I was recently invited to join the Artificial Intelligence and Machine Learning (AI/ML) Committee. The AI/ML Committee is comprised of finance practitioners and data-management/science experts.
The Committee focuses on identifying and sharing the practical application of AI/ML-enabled technologies in Financial Planning & Analysis (FP&A).
This article is based on the committee’s first two meetings in 2018.
The use of AI/ML in finance is not yet widespread; however, there’s every indication that more data-science-enabled analytics will migrate from their “traditional” home in marketing to the finance function.
The Hackett Group’s 2018 Key Issue study shows a projected 6.8X increase in their use in finance organization (see chart below) over the next two to three years. According to one committee member, “AI/ML are critical for staying competitive and maintaining margins, in finance and elsewhere.”
Three Lessons Learned
The conversation among committee members introduced three main considerations with regard to the adoption of AI/ML for finance organizations:
1. Getting your homework done
The application of AI and ML in finance comes with some prerequisites:
- The technologies must be able to access usable data. That means the data needs to be aggregated and cleaned. This critical step can consume large resources in terms of cost and effort.
- The organization must have people with the right skill-set to leverage the AI-enabled application. Professionals’ skills in interpreting the outcomes of the analyses is the key to transforming information into action.
- Finance must have the right tools. Today, most of the AI applications are open source and can be harnessed and customized. There are also some vendors that are beginning to offer off-the-shelf, AI-enabled functionalities.
2. Identifying key drivers
There’s clearly potential for the application of AI/ML to enhance driver-based modeling for budgeting, forecasting and analysis. To gauge business performance, leading FP&A teams identify critical business drivers of financial performance and use them to build models that can predict the effects of any changes on financial performance. The trick is to figure out what are the key drivers to plug into the model. AI and ML can help FP&A find out by sifting through massive amounts of data to identify what truly moves the needle on performance.
3. Changing the mindset
Finally, to ensure the introduction of AI-enabled technologies transforms the planning process, finance executives must take a comprehensive change management approach. They need to work with stakeholders, communicate effectively and offer the necessary training.
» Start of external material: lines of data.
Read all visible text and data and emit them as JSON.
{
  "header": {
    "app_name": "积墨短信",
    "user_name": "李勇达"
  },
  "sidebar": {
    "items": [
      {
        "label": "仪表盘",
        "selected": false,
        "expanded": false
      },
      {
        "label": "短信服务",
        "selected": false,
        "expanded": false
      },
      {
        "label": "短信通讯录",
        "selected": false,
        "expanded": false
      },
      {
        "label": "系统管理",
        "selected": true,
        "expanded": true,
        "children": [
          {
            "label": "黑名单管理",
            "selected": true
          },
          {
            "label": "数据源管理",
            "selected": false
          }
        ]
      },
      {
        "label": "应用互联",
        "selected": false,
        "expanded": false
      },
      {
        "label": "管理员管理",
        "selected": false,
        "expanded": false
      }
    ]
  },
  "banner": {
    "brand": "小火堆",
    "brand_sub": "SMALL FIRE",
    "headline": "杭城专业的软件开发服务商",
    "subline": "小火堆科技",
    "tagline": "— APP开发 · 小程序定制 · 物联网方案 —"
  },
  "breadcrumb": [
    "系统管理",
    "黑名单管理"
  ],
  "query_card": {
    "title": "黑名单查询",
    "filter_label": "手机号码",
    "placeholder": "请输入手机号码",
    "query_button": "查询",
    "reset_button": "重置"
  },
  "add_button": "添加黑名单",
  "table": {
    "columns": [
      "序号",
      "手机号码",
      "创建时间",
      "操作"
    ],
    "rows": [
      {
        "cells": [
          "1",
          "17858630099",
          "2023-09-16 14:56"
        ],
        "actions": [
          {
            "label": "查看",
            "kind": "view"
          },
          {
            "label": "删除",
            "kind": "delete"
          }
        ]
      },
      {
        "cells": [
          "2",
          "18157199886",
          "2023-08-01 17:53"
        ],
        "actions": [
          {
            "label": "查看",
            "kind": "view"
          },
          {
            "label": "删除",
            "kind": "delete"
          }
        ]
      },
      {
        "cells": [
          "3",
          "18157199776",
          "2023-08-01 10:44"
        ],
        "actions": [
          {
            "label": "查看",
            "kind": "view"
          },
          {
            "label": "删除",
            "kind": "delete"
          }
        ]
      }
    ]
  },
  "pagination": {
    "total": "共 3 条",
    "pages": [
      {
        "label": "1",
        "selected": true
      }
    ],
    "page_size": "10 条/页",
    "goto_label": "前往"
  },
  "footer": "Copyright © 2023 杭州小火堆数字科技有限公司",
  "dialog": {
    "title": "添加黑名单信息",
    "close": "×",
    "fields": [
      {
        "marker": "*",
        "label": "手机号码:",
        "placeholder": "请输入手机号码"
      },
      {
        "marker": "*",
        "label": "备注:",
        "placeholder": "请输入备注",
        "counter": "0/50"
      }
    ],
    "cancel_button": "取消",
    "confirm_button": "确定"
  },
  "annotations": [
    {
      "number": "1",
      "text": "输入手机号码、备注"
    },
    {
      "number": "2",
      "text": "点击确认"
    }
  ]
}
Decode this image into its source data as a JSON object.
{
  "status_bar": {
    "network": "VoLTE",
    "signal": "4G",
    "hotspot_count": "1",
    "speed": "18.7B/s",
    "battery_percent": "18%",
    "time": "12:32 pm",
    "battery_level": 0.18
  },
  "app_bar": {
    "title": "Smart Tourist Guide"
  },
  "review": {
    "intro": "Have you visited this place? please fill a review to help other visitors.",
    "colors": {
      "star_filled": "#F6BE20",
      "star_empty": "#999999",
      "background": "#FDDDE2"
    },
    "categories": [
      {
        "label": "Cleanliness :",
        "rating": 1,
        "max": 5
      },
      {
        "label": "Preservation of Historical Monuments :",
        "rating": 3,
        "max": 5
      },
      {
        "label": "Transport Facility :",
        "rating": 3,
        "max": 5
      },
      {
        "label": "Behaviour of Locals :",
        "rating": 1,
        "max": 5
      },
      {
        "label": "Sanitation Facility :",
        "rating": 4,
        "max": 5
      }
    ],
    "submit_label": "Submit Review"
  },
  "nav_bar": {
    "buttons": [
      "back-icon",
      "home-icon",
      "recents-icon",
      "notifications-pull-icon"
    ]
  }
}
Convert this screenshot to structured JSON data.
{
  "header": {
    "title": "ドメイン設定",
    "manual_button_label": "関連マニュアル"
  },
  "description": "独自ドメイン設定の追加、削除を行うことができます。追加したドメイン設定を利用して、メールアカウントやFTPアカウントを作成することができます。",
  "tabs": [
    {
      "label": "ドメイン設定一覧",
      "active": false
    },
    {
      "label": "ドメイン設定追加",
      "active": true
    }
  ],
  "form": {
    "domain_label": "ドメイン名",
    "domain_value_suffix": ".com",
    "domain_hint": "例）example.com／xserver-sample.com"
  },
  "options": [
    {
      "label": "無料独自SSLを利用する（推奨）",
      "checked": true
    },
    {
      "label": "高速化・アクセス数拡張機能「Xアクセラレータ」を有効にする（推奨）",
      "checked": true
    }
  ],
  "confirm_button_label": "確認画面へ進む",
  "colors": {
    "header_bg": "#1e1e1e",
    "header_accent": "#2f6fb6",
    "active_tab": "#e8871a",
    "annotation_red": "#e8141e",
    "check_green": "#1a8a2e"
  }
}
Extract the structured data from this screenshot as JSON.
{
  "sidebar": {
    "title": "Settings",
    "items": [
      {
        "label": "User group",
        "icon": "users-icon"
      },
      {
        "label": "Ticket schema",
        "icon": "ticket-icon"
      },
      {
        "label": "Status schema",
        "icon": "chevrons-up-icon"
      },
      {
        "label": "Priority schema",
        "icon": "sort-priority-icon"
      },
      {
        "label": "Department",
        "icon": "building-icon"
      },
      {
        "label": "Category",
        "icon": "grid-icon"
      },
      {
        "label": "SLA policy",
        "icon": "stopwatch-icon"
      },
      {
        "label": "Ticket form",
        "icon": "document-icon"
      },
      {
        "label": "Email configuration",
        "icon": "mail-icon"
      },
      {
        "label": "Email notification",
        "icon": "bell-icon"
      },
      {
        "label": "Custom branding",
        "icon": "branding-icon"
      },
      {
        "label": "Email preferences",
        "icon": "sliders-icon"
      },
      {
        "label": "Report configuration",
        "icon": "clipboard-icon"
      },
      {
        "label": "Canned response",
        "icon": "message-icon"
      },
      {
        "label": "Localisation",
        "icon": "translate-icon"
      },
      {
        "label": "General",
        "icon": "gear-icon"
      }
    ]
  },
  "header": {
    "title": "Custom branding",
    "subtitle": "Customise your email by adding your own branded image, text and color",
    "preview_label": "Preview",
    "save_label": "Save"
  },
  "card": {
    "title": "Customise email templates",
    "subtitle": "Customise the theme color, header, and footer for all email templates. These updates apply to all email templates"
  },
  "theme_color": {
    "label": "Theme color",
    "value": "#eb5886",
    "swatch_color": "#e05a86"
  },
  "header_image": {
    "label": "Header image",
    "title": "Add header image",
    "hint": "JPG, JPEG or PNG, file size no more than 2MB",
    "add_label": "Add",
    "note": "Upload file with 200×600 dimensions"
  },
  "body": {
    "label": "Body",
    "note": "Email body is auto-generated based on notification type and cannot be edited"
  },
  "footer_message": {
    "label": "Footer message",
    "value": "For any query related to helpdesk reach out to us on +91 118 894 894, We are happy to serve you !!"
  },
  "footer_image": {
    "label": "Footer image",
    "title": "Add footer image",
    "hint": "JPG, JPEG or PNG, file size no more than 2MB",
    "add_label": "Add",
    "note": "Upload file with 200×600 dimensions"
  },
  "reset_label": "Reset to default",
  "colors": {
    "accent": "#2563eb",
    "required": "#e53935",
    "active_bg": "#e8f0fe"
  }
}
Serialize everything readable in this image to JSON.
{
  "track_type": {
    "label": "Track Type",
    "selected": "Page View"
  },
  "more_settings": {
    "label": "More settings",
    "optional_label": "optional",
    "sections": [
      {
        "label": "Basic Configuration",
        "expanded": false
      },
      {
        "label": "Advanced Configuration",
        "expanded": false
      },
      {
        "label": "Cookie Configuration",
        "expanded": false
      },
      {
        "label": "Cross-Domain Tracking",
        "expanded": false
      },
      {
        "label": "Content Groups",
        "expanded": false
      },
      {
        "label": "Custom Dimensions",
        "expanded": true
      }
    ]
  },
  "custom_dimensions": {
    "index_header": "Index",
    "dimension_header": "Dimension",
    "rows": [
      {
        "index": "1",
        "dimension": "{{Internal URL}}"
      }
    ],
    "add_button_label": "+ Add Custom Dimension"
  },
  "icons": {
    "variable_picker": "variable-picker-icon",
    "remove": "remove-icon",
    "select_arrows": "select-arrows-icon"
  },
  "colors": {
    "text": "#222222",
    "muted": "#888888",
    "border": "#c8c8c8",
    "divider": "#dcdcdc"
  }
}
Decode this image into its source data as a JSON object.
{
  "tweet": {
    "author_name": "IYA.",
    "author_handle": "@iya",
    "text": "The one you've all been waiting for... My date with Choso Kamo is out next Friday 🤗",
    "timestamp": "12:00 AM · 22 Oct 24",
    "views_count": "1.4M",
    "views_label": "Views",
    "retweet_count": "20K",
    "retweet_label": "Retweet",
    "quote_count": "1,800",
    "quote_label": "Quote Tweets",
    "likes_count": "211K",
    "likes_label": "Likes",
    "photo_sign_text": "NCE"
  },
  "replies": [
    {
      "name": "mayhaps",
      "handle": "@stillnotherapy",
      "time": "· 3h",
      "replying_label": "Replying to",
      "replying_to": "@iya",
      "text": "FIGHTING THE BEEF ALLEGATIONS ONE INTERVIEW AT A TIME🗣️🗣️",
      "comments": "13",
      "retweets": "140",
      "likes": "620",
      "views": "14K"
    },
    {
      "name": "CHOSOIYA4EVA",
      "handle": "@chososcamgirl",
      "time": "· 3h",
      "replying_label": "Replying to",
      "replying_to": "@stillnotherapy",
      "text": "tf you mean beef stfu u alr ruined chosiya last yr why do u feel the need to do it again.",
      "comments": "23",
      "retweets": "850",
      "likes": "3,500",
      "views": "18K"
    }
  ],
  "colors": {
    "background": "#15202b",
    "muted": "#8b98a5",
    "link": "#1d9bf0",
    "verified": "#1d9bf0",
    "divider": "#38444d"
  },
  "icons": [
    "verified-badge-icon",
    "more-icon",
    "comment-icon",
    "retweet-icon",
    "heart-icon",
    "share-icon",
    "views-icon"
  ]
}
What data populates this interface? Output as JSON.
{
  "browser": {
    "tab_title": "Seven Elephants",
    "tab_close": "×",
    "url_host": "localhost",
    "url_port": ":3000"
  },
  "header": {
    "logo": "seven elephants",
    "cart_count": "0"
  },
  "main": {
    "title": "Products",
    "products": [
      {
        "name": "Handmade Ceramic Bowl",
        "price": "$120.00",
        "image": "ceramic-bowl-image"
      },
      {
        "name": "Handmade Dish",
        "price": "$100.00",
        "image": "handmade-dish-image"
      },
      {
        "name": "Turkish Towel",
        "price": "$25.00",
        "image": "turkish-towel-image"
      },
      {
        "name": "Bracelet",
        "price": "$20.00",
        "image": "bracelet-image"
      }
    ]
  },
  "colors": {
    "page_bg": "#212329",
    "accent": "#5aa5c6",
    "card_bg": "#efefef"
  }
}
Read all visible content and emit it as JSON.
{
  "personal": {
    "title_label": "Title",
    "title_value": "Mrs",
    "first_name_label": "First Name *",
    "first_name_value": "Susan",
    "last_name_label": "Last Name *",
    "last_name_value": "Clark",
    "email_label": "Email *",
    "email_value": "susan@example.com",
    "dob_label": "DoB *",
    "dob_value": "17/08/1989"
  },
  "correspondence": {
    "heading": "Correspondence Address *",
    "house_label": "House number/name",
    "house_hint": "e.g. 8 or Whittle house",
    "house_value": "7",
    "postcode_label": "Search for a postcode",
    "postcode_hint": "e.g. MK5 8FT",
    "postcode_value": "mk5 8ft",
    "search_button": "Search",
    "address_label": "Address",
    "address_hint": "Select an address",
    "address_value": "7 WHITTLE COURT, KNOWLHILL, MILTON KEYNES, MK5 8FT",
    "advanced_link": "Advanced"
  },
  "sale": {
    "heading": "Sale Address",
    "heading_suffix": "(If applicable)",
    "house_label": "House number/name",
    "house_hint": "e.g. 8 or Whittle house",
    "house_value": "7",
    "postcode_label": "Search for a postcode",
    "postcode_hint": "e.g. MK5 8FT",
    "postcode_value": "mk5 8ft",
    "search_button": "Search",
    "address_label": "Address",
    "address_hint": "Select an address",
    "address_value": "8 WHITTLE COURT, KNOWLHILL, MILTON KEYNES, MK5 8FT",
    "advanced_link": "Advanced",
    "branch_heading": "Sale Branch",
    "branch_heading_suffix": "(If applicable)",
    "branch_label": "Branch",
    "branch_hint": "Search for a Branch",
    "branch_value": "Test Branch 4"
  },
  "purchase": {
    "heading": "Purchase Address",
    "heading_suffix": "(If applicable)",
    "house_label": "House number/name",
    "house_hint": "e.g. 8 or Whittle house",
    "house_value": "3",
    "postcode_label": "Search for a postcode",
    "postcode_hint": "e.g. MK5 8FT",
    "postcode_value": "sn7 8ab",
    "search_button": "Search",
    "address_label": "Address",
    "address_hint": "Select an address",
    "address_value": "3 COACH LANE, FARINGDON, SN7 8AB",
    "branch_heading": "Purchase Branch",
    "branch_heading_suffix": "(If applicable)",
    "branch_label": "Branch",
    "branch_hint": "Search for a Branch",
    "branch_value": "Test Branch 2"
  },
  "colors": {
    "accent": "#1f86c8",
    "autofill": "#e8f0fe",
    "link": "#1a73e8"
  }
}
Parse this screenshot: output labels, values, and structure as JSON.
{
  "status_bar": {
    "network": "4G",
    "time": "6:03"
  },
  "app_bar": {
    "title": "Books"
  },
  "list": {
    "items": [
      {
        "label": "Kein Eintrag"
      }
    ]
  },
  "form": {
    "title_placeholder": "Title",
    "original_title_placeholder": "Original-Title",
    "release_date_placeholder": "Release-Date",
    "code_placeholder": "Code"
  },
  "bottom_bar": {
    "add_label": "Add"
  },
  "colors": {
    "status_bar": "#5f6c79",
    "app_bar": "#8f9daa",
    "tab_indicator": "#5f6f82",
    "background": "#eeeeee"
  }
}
The introduction of AI/ML into finance may cause staff unease about interacting with “machines,” as well as concerns about being replaced. It’s important everyone understands the purpose of the implementation. To help build trust, finance professionals must be acquainted with the algorithms that drive the technology’s actions, so the machines are not just black boxes.
AI/ML hold the potential for improving sales/revenue forecasting, cost analysis, account-to-report processes and collaborative planning, among other areas in finance. However, they are yet to have the potential to completely replace human interpretation.